Source : The Edge – 27 Jun 2009
Despite the sharp rise in home prices led by mainland China buyers, analysts are divided on its outlook
TO BUY OR NOT to buy? Hong Kong home prices have brushed aside the fallout from the global financial crisis and risen about 15% so far this year. Is this the start of another bull run for bricks and mortar? Opinions differ widely.
“The market might take a breather in the short term because the economy is yet to show a sustainable recovery,” says Adrian Ngan Wai-hung, an executive director of securities house CCB International. “It’s not rational for home prices to grow so much in such a short period.”
But underpinned by low interest rates, a rally on the stock market and an influx of hot money, the Hong Kong property market has shown strong resilience to shrinking economic growth in 1H, and investment banks Goldman Sachs and Nomura International are positive about prospects for 2H.
In light of improving data, Goldman upgraded its property market outlook earlier this month and now expects home prices in both the primary and secondary markets to rise a further 5% in 2H.
Nomura raised its full-year forecast for massmarket home prices this year to an increase of 22% from 12%.
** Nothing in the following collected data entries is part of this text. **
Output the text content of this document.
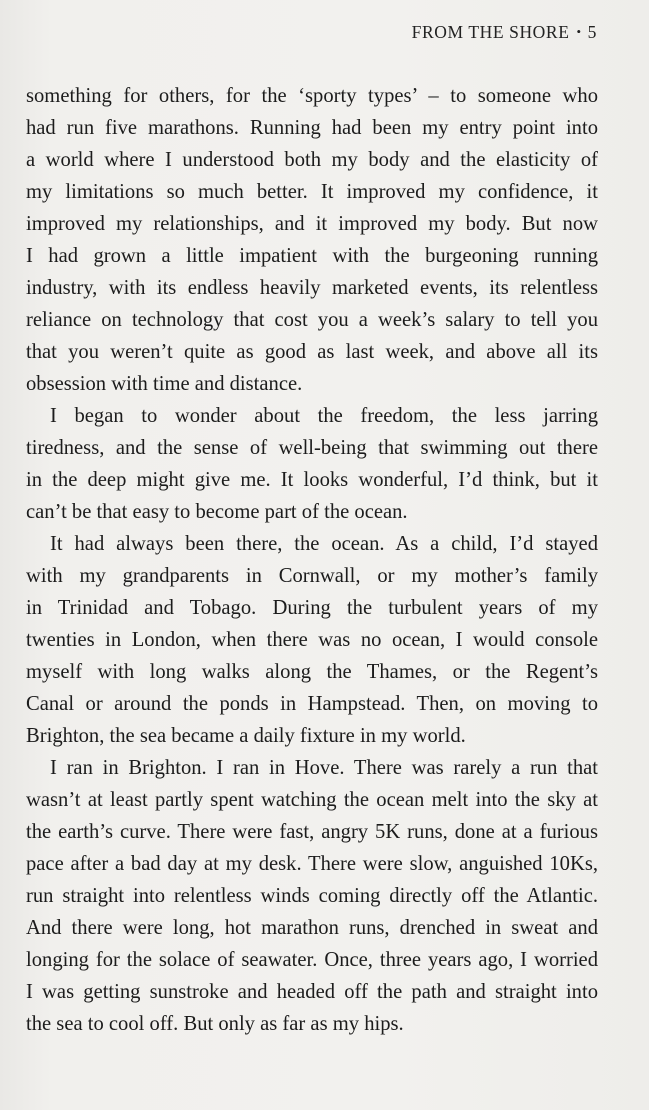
FROM THE SHORE • 5

something for others, for the ‘sporty types’ – to someone who
had run five marathons. Running had been my entry point into
a world where I understood both my body and the elasticity of
my limitations so much better. It improved my confidence, it
improved my relationships, and it improved my body. But now
I had grown a little impatient with the burgeoning running
industry, with its endless heavily marketed events, its relentless
reliance on technology that cost you a week’s salary to tell you
that you weren’t quite as good as last week, and above all its
obsession with time and distance.

I began to wonder about the freedom, the less jarring
tiredness, and the sense of well-being that swimming out there
in the deep might give me. It looks wonderful, I’d think, but it
can’t be that easy to become part of the ocean.

It had always been there, the ocean. As a child, I’d stayed
with my grandparents in Cornwall, or my mother’s family
in Trinidad and Tobago. During the turbulent years of my
twenties in London, when there was no ocean, I would console
myself with long walks along the Thames, or the Regent’s
Canal or around the ponds in Hampstead. Then, on moving to
Brighton, the sea became a daily fixture in my world.

I ran in Brighton. I ran in Hove. There was rarely a run that
wasn’t at least partly spent watching the ocean melt into the sky at
the earth’s curve. There were fast, angry 5K runs, done at a furious
pace after a bad day at my desk. There were slow, anguished 10Ks,
run straight into relentless winds coming directly off the Atlantic.
And there were long, hot marathon runs, drenched in sweat and
longing for the solace of seawater. Once, three years ago, I worried
I was getting sunstroke and headed off the path and straight into
the sea to cool off. But only as far as my hips.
But Ngan, who was a property bull in the past, has turned conservative. Buyers were lured back to the market by relatively low prices in 1H, he says, but until convincing signs emerge that the economy is on a sustainable growth path, property prices would remain flat or even decline modestly.
Freddie Wong Kin-yip, the chairman of Midland Realty, also urges buyers to be cautious in the short term. He believes a price consolidation is imminent given that “prices have rallied too far too soon”.
Shih Wing-ching, the chairman of Centaline Holdings, expects a price correction in 3Q after the rapid growth in prices. “Quite a few wealthy people regret missing the latest rally. They will probably jump on board when prices soften a bit, and therefore the correction will be limited,” he says.
Aaron Fischer, head of Asian property research at CLSA, expects home prices to be flat in 2H, although they may rise slightly, as the market is likely to be supported by liquidity in search of returns that exceed those on bank deposits.
He also points out that although mainland buyers represent a small proportion of total demand, their participation has helped push up the prices of higher-end flats.
Sharing this view, Goodwin Gaw, chairman of Gaw Capital, says the newer developments along the rail lines and in the luxury sector would perform best, as mainland buyers favoured them.
Fung King-keung, managing director of Jones Lang LaSalle Hong Kong, raises concerns over falling residential rents, reflecting declining investment returns in the market. But he says the limited supply of luxury homes would allow them to outperform other segments in the short and longer terms.
Craig Shute, the senior managing director, CB Richard Ellis Hong Kong, Macau and Taiwan, expects luxury residential prices to climb a further 10% in the short term amid low interest rates and ample liquidity.
However, Alva To Yu-hung, head of research at DTZ, is cautious about the immediate outlook for housing, in the face of the economic recession and declining exports.
“I expect home prices will go up for two more months before retreating. Our conservative forecast is that prices will retreat about 10% by the end of the year,” To says.
He cautions that the proportion of investment buyers in overall transactions had risen to above the level seen in 1997, when about 35% of total transactions came from confirmor transactions — the resale of a flat before the completion of a sale and purchase agreement. That is an indicator of speculation.
Investors now take a longer-term view. Up to 40% of buyers in the secondary markets are now buying for short- and medium-term gains from reselling their units, To says, and he insists that without end-user support, price gains would not be sustainable.
BOC International head of research Manfred Ho Chu echoes this view. Reasonable affordability, rising demand from mainland investors, low interest rates and limited supply could help cushion a decline in home prices, he says, but the deteriorating economy in 2H would still cast a pall over property prices.
Veteran property consultant Nicholas Brooke, chairman of Professional Property Services Group, warns that further deterioration in the global economy will affect Hong Kong and have an impact on market sentiment. “I think we will find that the current liquidity will dry up. At best, therefore, I see no further increases in price, and potentially a 5% to 10% correction.”
So where do all these divergent views leave buyers?
Seize the opportunity if you mean to live in the flat and find the price affordable, Shih and Brooke suggest. But be prepared to see prices fall in the short term.
Ngan and Fischer suggest waiting for two to three months until prices fall. Fung says investors should consider offloading some of their investment properties as a sensible risk management move in the wake of the recent rally.